Governor of the Bank of Spain
- In office 3 April 1935 – 6 May 1935
- Preceded by: Alfredo de Zavala y Lafora
- Succeeded by: Alfredo de Zavala y Lafora

Personal details
- Born: 1894
- Died: 8 November 1970 (aged 75–76) Madrid, Spain
- Occupation: Banker

= Alejandro Fernández de Araoz =

Alejandro Fernández de Araoz y de la Devesa (1894 – 8 November 1970) was a Spanish lawyer and banker. During the Second Spanish Republic he was briefly Governor of the Bank of Spain.

==Life==

Alejandro Fernández de Araoz y de la Devesa was born in 1894 in Medina del Campo, Valladolid, Spain.
He was the son of Clemente Fernández de la Devesa and Margarita de Araoz Alonso.
Fernández Araoz became a state attorney.
He married Carmen Marañón y Moya (1913–2005).
Their children were María del Carmen, María de los Dolores and Alejandro Fernández de Araoz Marañón.
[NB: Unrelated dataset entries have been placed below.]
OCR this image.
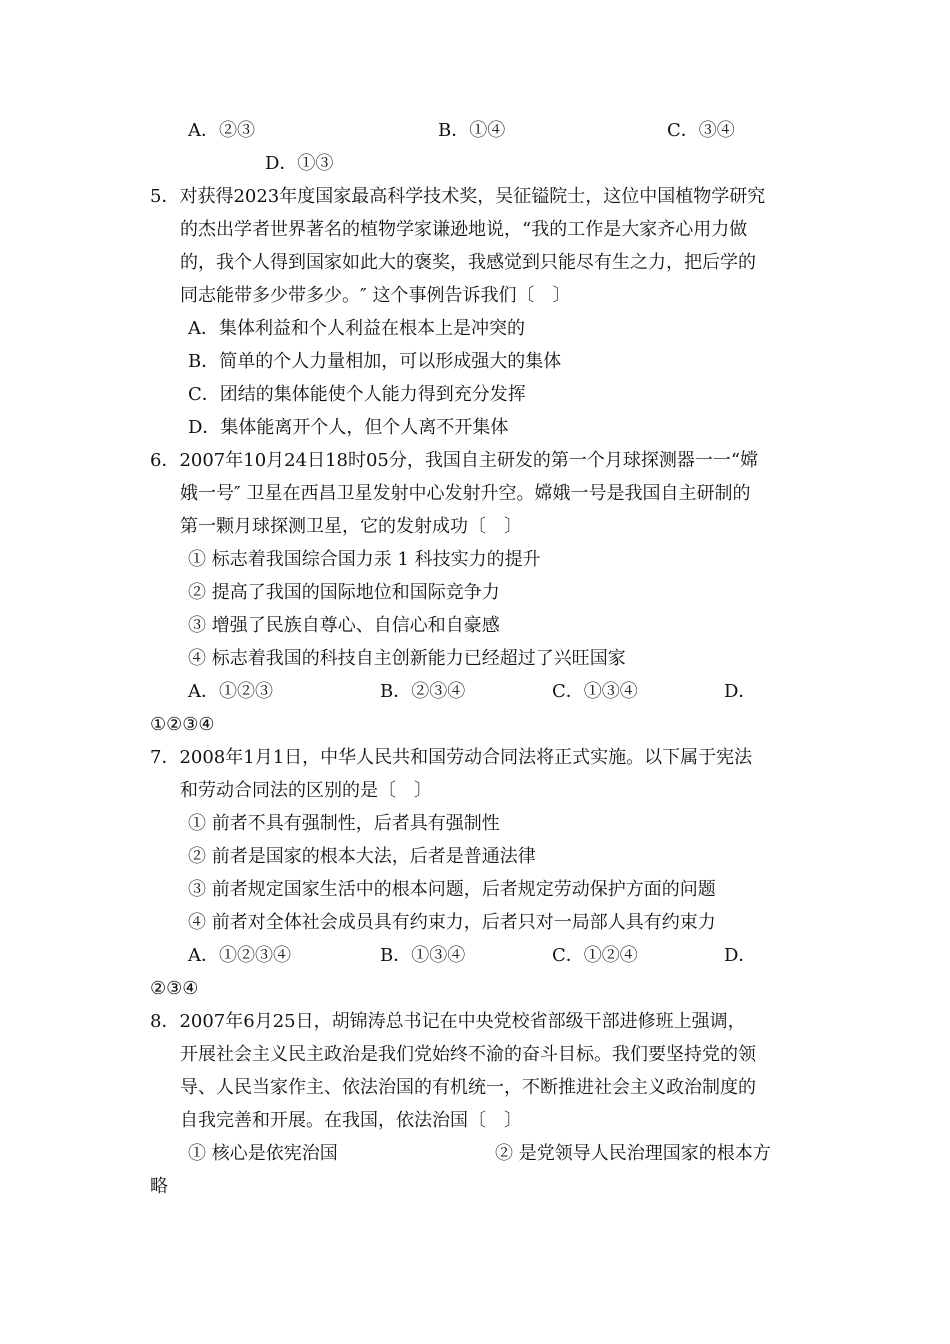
A．②③	B．①④	C．③④
D．①③
5．对获得2023年度国家最高科学技术奖，吴征镒院士，这位中国植物学研究
的杰出学者世界著名的植物学家谦逊地说，“我的工作是大家齐心用力做
的，我个人得到国家如此大的褒奖，我感觉到只能尽有生之力，把后学的
同志能带多少带多少。″ 这个事例告诉我们〔　〕
A．集体利益和个人利益在根本上是冲突的
B．简单的个人力量相加，可以形成强大的集体
C．团结的集体能使个人能力得到充分发挥
D．集体能离开个人，但个人离不开集体
6．2007年10月24日18时05分，我国自主研发的第一个月球探测器一一“嫦
娥一号″ 卫星在西昌卫星发射中心发射升空。嫦娥一号是我国自主研制的
第一颗月球探测卫星，它的发射成功〔　〕
① 标志着我国综合国力汞 1 科技实力的提升
② 提高了我国的国际地位和国际竞争力
③ 增强了民族自尊心、自信心和自豪感
④ 标志着我国的科技自主创新能力已经超过了兴旺国家
A．①②③	B．②③④	C．①③④	D．
①②③④
7．2008年1月1日，中华人民共和国劳动合同法将正式实施。以下属于宪法
和劳动合同法的区别的是〔　〕
① 前者不具有强制性，后者具有强制性
② 前者是国家的根本大法，后者是普通法律
③ 前者规定国家生活中的根本问题，后者规定劳动保护方面的问题
④ 前者对全体社会成员具有约束力，后者只对一局部人具有约束力
A．①②③④	B．①③④	C．①②④	D．
②③④
8．2007年6月25日，胡锦涛总书记在中央党校省部级干部进修班上强调，
开展社会主义民主政治是我们党始终不渝的奋斗目标。我们要坚持党的领
导、人民当家作主、依法治国的有机统一，不断推进社会主义政治制度的
自我完善和开展。在我国，依法治国〔　〕
① 核心是依宪治国	② 是党领导人民治理国家的根本方
略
Alejandro Fernández Araoz ran on a Left Liberal platform and was elected deputy for the Arévalo district of Ávila on 29 April 1923 by 5,730 votes out of 9,292.
He held office from 8 May 1923 to 15 September 1923.

Alfredo de Zavala y Lafora was appointed Minister of Finance by Alejandro Lerroux on 3 April 1935, holding office until 6 May 1935.
During this period Fernández Araoz acted as Governor of the Bank of Spain.
After a month Lerroux submitted the resignation of the entire cabinet.
Zavala Lafora resumed his position at the Bank of Spain in May 1935.

Alejandro Fernández de Araoz y de la Devesa died in Madrid on 8 November 1970.
He was Chairman of the Board of the Banco Internacional de Comercio.